From: Stefan Hajnoczi
Subject: Re: [Qemu-devel] [RFC 0/8] arm AioContext with its own timer stuff
Date: Thu, 25 Jul 2013 14:41:28 +0200

On Thu, Jul 25, 2013 at 2:38 PM, Jan Kiszka <address@hidden> wrote:
> On 2013-07-25 14:35, Paolo Bonzini wrote:
>> Il 25/07/2013 14:32, Jan Kiszka ha scritto:
>>> On 2013-07-25 14:21, Alex Bligh wrote:
>>>>
>>>>
>>>> --On 25 July 2013 14:05:30 +0200 Stefan Hajnoczi <address@hidden>
>>>> wrote:
>>>>
>>>>> Alex Bligh's series gives each AioContext its own rt_clock.  This avoids
>>>>> the need for synchronization in the simple case.  If we require timer
>>>>> access between threads then we really need to synchronize.
>>>>>
>>>>> You pointed out in another email that vm_clock stops when the guest is
>>>>> paused.  I think we can find a solution for I/O throttling and QED,
>>>>> which use vm_clock in the block layer.  Note that block jobs already use
>>>>> rt_clock.
>>>>
>>>> I would happily at a QEMUClock of each type to AioContext. They are after
>>>> all pretty lightweight.
>>>
>>> What's the point of adding tones of QEMUClock instances? Considering
>>> proper abstraction, how are they different for each AioContext? Will
>>> they run against different clock sources, start/stop at different times?
>>> If the answer is "they have different timer list", then fix this
>>> incorrect abstraction.
>>
>> s/QEMUClock/QEMUTimerList/ ? :)
>
> What do you mean?
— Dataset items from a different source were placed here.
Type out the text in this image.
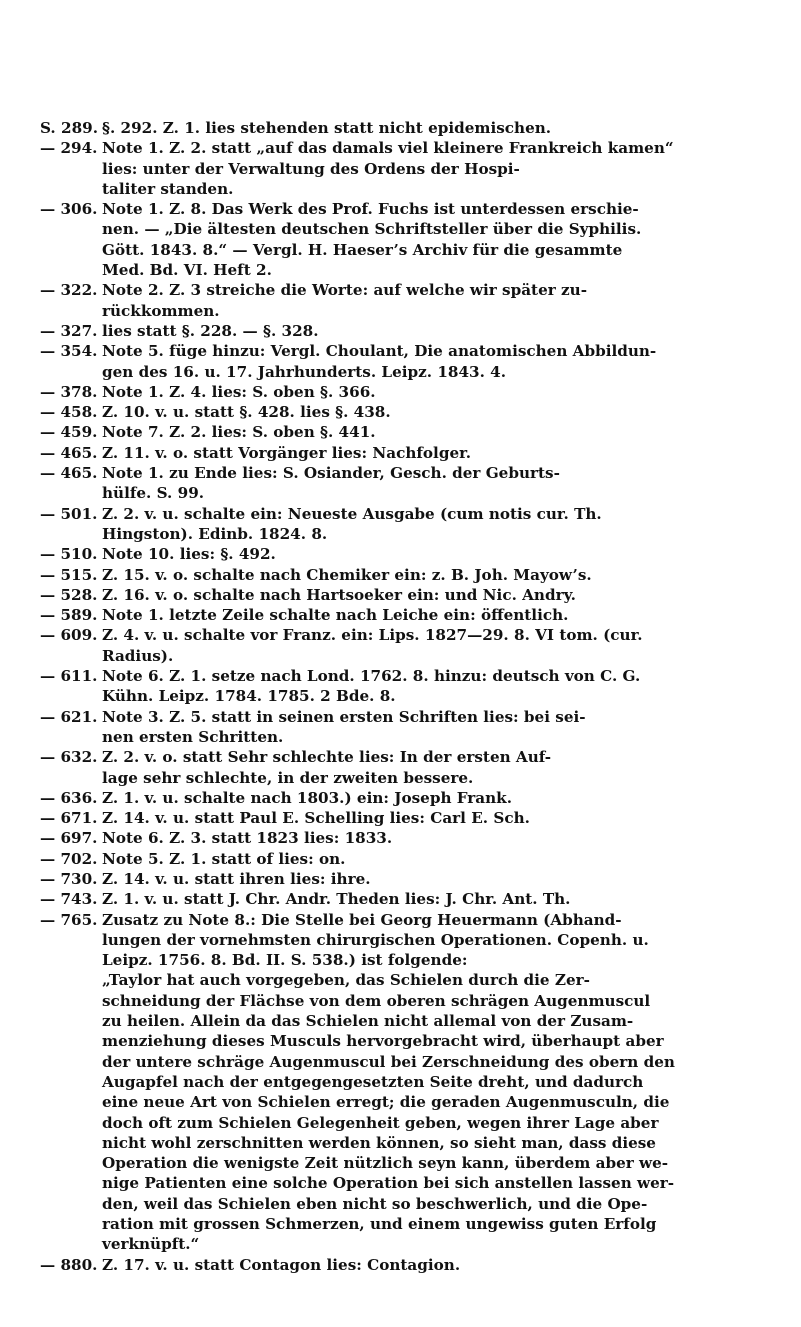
S. 289. §. 292. Z. 1. lies stehenden statt nicht epidemischen.
— 294. Note 1. Z. 2. statt „auf das damals viel kleinere Frankreich kamen“
lies: unter der Verwaltung des Ordens der Hospi-
taliter standen.
— 306. Note 1. Z. 8. Das Werk des Prof. Fuchs ist unterdessen erschie-
nen. — „Die ältesten deutschen Schriftsteller über die Syphilis.
Gött. 1843. 8.“ — Vergl. H. Haeser’s Archiv für die gesammte
Med. Bd. VI. Heft 2.
— 322. Note 2. Z. 3 streiche die Worte: auf welche wir später zu-
rückkommen.
— 327. lies statt §. 228. — §. 328.
— 354. Note 5. füge hinzu: Vergl. Choulant, Die anatomischen Abbildun-
gen des 16. u. 17. Jahrhunderts. Leipz. 1843. 4.
— 378. Note 1. Z. 4. lies: S. oben §. 366.
— 458. Z. 10. v. u. statt §. 428. lies §. 438.
— 459. Note 7. Z. 2. lies: S. oben §. 441.
— 465. Z. 11. v. o. statt Vorgänger lies: Nachfolger.
— 465. Note 1. zu Ende lies: S. Osiander, Gesch. der Geburts-
hülfe. S. 99.
— 501. Z. 2. v. u. schalte ein: Neueste Ausgabe (cum notis cur. Th.
Hingston). Edinb. 1824. 8.
— 510. Note 10. lies: §. 492.
— 515. Z. 15. v. o. schalte nach Chemiker ein: z. B. Joh. Mayow’s.
— 528. Z. 16. v. o. schalte nach Hartsoeker ein: und Nic. Andry.
— 589. Note 1. letzte Zeile schalte nach Leiche ein: öffentlich.
— 609. Z. 4. v. u. schalte vor Franz. ein: Lips. 1827—29. 8. VI tom. (cur.
Radius).
— 611. Note 6. Z. 1. setze nach Lond. 1762. 8. hinzu: deutsch von C. G.
Kühn. Leipz. 1784. 1785. 2 Bde. 8.
— 621. Note 3. Z. 5. statt in seinen ersten Schriften lies: bei sei-
nen ersten Schritten.
— 632. Z. 2. v. o. statt Sehr schlechte lies: In der ersten Auf-
lage sehr schlechte, in der zweiten bessere.
— 636. Z. 1. v. u. schalte nach 1803.) ein: Joseph Frank.
— 671. Z. 14. v. u. statt Paul E. Schelling lies: Carl E. Sch.
— 697. Note 6. Z. 3. statt 1823 lies: 1833.
— 702. Note 5. Z. 1. statt of lies: on.
— 730. Z. 14. v. u. statt ihren lies: ihre.
— 743. Z. 1. v. u. statt J. Chr. Andr. Theden lies: J. Chr. Ant. Th.
— 765. Zusatz zu Note 8.: Die Stelle bei Georg Heuermann (Abhand-
lungen der vornehmsten chirurgischen Operationen. Copenh. u.
Leipz. 1756. 8. Bd. II. S. 538.) ist folgende:
„Taylor hat auch vorgegeben, das Schielen durch die Zer-
schneidung der Flächse von dem oberen schrägen Augenmuscul
zu heilen. Allein da das Schielen nicht allemal von der Zusam-
menziehung dieses Musculs hervorgebracht wird, überhaupt aber
der untere schräge Augenmuscul bei Zerschneidung des obern den
Augapfel nach der entgegengesetzten Seite dreht, und dadurch
eine neue Art von Schielen erregt; die geraden Augenmusculn, die
doch oft zum Schielen Gelegenheit geben, wegen ihrer Lage aber
nicht wohl zerschnitten werden können, so sieht man, dass diese
Operation die wenigste Zeit nützlich seyn kann, überdem aber we-
nige Patienten eine solche Operation bei sich anstellen lassen wer-
den, weil das Schielen eben nicht so beschwerlich, und die Ope-
ration mit grossen Schmerzen, und einem ungewiss guten Erfolg
verknüpft.“
— 880. Z. 17. v. u. statt Contagon lies: Contagion.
If the content of struct QEMUClock remained the same,
> that would just paper over a design mistake.

QEMUClock really isn't much more than a reference to a clock source,
an enabled/disabled flag, and a timer list.

The point of having one QEMUClock per AioContext is to allow each
thread's event loop to have its own timers, without synchronization.

What is the design mistake?  I only see poor naming.